This first month in our new home has been fraught with illness and the pains of settling in. But Leslie and I have kicked our colds and are both healthy now. We’ve accomplished our biggest goal — getting the paperwork started for our permanent resident cards. Just two more steps to go. We hope to have our cards before Christmas.
This is a busy time in Ajijic — it’s party central until the end of the year. For example, recently we went to the annual Feria Maestros del Arte in nearby Chapala. It’s more than just an art show, it’s a celebration of more than 80 highly talented Mexican artists in a variety of fields: pottery, textiles, baskets, jewelry, etc. It’s a way for artisans to sell their work, but it also raises awareness about the nature of Mexican folk art. The artists use local materials in their art, using techniques that have been handed down through many generations. The Feria is about saving this art and helping the artisans.
Following Día de los Muertos is Día de Revolucion on Nov. 20. This celebrates the 1910 revolution that toppled Army general Porfirio Diaz and brought democracy to Mexico. We missed the parade. On Nov. 21, a fiesta began in honor of St. Andrew the Apostle, the city’s patron saint. We heard some of the late-night partying and wandered through a bazaar set up on the malecon (boardwalk). Then I happened upon some locals in the main square one afternoon where a band was playing (fairly well) and a guy was singing (pretty badly). There were several caballeros (people on horseback) watching. One man’s white horse was dancing to the music, but no humans were.

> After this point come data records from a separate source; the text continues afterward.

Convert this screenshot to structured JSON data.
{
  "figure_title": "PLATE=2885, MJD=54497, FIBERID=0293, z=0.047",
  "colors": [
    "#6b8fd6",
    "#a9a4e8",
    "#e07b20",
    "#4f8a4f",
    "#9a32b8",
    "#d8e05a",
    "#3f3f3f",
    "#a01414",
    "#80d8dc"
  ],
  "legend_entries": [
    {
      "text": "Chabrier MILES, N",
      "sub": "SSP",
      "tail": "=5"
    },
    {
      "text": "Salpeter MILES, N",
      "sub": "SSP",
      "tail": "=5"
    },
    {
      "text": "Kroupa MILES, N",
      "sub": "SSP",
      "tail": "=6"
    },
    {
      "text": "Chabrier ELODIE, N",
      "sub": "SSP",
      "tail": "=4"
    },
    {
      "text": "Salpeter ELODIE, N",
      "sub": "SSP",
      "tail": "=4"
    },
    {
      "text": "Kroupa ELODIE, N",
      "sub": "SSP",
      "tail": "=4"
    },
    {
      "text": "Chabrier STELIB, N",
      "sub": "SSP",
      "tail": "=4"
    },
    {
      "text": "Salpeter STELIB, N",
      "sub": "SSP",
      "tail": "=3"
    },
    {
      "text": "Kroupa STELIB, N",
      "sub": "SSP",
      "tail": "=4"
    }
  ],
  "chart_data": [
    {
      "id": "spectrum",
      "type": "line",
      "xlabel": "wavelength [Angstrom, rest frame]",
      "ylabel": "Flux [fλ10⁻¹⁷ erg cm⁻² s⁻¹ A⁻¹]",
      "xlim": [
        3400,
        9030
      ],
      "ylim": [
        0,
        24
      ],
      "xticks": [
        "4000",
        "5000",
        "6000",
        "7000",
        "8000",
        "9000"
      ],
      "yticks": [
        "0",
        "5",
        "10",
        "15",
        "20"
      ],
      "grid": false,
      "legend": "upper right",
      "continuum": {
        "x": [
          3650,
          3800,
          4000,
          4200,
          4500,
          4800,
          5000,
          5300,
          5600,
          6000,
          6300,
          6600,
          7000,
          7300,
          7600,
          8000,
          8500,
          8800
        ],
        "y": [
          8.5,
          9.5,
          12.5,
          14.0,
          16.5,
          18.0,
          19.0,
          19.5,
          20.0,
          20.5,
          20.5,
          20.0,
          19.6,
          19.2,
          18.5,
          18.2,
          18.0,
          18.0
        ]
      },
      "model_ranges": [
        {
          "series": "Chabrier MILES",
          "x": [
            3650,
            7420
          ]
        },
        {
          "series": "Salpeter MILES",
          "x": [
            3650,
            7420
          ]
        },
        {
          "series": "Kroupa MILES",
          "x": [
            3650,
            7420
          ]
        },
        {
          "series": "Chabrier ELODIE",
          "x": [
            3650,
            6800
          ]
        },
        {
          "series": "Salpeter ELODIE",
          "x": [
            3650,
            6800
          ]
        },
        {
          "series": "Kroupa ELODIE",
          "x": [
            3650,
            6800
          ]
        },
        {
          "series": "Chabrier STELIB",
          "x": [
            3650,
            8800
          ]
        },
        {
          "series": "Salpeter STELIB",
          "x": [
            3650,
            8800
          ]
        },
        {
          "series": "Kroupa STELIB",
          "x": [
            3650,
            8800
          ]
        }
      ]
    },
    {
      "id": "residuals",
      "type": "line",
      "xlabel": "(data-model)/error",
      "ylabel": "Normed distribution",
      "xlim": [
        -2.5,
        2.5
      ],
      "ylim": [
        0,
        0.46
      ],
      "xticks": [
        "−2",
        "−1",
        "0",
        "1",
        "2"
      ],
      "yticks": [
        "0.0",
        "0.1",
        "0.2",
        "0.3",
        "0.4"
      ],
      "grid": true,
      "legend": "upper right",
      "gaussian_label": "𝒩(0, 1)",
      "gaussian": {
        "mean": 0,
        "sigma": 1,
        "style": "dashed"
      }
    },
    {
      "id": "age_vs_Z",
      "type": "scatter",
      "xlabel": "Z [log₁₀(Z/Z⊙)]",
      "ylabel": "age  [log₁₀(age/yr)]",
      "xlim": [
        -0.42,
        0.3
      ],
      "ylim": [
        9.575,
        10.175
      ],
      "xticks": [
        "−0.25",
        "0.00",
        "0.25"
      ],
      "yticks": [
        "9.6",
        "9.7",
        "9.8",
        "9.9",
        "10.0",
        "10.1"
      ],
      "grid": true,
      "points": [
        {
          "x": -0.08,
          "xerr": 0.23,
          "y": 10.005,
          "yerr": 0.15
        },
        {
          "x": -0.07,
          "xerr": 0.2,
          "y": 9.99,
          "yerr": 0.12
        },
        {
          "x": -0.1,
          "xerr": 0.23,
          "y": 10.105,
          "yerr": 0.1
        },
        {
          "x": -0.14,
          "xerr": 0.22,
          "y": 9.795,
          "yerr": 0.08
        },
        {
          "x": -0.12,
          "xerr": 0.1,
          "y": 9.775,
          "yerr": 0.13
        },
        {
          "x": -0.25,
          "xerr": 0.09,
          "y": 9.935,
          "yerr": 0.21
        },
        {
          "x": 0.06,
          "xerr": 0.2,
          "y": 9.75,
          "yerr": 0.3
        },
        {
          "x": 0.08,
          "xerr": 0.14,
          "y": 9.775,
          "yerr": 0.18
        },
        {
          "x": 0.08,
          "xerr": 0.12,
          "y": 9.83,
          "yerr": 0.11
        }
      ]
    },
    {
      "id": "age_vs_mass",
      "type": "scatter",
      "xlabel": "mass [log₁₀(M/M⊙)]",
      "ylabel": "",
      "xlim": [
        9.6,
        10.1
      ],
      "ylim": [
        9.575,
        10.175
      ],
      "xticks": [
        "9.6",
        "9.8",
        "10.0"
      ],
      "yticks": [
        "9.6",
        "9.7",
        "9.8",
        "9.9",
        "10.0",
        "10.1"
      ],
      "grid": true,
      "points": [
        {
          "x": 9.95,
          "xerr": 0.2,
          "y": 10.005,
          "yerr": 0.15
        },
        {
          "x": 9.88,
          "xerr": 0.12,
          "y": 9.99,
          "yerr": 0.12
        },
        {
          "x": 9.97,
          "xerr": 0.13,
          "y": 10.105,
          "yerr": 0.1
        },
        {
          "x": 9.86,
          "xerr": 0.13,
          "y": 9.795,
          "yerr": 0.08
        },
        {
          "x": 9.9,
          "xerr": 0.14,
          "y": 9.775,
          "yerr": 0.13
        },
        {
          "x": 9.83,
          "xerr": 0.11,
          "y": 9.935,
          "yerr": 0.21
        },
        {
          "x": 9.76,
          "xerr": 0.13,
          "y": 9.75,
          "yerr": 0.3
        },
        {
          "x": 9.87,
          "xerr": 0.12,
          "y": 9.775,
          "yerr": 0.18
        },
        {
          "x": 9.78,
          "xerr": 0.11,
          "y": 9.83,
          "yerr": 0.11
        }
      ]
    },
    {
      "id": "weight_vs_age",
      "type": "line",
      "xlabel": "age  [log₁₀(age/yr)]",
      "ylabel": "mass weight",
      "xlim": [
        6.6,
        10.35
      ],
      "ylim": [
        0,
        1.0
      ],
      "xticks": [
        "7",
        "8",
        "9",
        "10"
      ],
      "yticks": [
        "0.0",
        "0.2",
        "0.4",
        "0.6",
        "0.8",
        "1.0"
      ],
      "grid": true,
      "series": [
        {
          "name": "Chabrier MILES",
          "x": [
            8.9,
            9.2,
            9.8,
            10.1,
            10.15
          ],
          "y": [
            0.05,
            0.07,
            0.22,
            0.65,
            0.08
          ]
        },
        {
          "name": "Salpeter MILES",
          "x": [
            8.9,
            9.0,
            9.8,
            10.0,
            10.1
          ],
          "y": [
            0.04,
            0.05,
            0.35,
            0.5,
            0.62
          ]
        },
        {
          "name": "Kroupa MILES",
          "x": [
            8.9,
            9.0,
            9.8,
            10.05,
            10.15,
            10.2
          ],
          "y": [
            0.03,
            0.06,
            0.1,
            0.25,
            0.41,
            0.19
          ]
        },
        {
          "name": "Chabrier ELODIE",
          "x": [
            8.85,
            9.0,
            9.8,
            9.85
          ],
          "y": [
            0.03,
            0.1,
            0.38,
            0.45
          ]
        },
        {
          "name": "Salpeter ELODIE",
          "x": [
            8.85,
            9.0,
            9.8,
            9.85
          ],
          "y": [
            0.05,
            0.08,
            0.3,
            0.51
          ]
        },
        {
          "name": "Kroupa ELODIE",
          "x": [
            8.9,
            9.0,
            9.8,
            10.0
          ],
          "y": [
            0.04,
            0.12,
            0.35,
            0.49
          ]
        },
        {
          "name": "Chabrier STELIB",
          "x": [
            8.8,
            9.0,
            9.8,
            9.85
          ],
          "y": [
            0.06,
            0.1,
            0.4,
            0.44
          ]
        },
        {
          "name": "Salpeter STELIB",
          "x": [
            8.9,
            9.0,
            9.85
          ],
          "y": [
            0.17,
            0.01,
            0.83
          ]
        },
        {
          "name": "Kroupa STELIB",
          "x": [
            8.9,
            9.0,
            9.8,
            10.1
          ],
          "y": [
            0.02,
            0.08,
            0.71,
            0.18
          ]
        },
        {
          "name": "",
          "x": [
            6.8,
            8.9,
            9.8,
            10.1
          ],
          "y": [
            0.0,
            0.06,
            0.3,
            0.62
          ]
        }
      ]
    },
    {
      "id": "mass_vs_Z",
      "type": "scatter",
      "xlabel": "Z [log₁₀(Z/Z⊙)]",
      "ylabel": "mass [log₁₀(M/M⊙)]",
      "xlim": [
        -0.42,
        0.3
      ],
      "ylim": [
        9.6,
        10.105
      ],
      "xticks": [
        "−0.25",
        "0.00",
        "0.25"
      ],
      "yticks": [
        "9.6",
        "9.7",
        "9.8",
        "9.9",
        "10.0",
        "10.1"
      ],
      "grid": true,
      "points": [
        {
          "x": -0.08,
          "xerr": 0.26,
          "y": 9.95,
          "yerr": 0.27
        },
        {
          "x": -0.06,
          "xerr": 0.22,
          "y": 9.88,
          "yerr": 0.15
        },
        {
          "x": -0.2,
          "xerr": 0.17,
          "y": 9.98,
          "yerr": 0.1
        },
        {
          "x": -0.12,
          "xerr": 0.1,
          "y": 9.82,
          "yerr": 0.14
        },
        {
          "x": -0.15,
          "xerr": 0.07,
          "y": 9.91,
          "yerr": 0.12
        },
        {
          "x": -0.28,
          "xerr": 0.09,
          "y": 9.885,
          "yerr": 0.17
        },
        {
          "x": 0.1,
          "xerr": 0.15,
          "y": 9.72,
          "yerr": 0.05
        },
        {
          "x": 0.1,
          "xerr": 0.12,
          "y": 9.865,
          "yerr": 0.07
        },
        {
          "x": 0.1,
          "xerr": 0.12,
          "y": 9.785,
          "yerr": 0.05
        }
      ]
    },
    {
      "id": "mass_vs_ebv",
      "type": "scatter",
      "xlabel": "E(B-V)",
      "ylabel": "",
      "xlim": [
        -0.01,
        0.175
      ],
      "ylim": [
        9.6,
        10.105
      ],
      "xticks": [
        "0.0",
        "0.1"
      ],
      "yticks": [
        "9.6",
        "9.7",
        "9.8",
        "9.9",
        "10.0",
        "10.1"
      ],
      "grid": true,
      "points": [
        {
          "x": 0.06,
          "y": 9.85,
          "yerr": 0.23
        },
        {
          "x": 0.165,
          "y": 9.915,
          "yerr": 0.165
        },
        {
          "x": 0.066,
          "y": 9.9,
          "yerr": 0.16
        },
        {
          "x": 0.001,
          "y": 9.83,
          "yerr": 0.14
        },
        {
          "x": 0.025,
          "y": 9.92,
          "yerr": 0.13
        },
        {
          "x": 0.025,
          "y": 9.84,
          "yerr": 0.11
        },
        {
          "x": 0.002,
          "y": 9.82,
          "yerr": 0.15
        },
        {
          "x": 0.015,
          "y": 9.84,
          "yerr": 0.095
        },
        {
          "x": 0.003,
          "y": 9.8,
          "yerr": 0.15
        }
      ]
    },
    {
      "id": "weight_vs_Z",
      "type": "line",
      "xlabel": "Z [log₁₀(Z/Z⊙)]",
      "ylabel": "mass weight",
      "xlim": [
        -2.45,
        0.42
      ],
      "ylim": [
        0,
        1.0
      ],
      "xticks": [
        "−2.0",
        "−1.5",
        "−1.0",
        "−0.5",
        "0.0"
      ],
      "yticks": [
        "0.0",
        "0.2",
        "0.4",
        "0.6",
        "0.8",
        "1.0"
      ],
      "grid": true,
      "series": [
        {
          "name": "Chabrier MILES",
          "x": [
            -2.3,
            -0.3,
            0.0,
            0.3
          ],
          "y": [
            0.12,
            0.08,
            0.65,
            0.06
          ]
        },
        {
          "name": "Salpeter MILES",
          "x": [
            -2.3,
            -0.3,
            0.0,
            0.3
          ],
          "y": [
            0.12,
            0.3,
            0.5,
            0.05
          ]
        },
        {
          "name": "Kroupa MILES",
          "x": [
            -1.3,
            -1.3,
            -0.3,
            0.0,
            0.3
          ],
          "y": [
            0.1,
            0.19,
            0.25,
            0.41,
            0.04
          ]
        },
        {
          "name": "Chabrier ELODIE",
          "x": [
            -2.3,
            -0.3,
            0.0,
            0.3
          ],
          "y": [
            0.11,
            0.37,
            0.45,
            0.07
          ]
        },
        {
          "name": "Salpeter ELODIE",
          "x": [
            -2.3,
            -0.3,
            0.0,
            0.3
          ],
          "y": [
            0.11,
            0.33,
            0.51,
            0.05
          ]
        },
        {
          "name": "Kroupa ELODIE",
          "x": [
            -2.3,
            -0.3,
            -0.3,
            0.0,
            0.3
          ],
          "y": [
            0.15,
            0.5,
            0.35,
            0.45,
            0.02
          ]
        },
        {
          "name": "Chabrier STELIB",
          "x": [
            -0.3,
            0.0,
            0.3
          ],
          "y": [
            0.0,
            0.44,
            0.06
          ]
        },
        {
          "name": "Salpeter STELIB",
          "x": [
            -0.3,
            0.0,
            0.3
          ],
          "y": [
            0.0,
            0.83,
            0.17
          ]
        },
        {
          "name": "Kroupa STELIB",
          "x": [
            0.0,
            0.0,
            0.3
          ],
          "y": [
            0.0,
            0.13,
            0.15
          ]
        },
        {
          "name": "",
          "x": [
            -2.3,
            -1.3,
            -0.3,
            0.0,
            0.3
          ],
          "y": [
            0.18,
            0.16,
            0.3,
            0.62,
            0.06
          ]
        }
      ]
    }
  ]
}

The San Andres Fiesta lasts until the end of the month. Every day there are bands playing, church bells ringing and cohetes (bottle rockets) going off at all hours to announce masses being held in local churches. There are several parades, too. We can hear band music at 6 a.m. and 10 p.m., as well as during the day. Streets around the main square are blocked by carnival rides and food stands. One of our new friends here told us that when November ends, then the locals start celebrating Christmas. These are apparently two very noisy months!
Leslie and I are trying to establish some routines in our new home. She’s already involved in the book group that meets monthly at St. Andrew’s Anglican Church, and I plan to attend the monthly men’s group lunch later this week. We’re looking forward to a pot-luck dinner and Christmas carol singing event on Dec. 7. We had dinner with new friends Carol and David, and they invited us to join an already big group at their home for Thanksgiving dinner. There were nine in all, and the food was fantastic.
We’ve also signed up for the “Introduction to Lakeside” class offered by The Lake Chapala Society on Dec. 13. We attended the class last year when we were here for six weeks, but going through it again — now that we’re full-fledged LCS members — will get us updated on banking, health care, housing, traffic and other important topics.
Oh, and while the Chicago area endures its first big snowstorm of the season, Leslie and I enjoyed a glass of wine and some charcuterie on our patio yesterday while we watched the sunset wearing T-shirts. It was about 75° F. It’s not perfect, though. A few weeks ago the daytime highs were around 68° and unusually windy. The forecast for the coming week calls for some rain and a couple of days in the mid-60s. It’s in the low-50s around sunrise when I go out for my daily jog on the malecon, so I just toss on a sweatshirt and I’m fine.
More to come. We’re just getting started!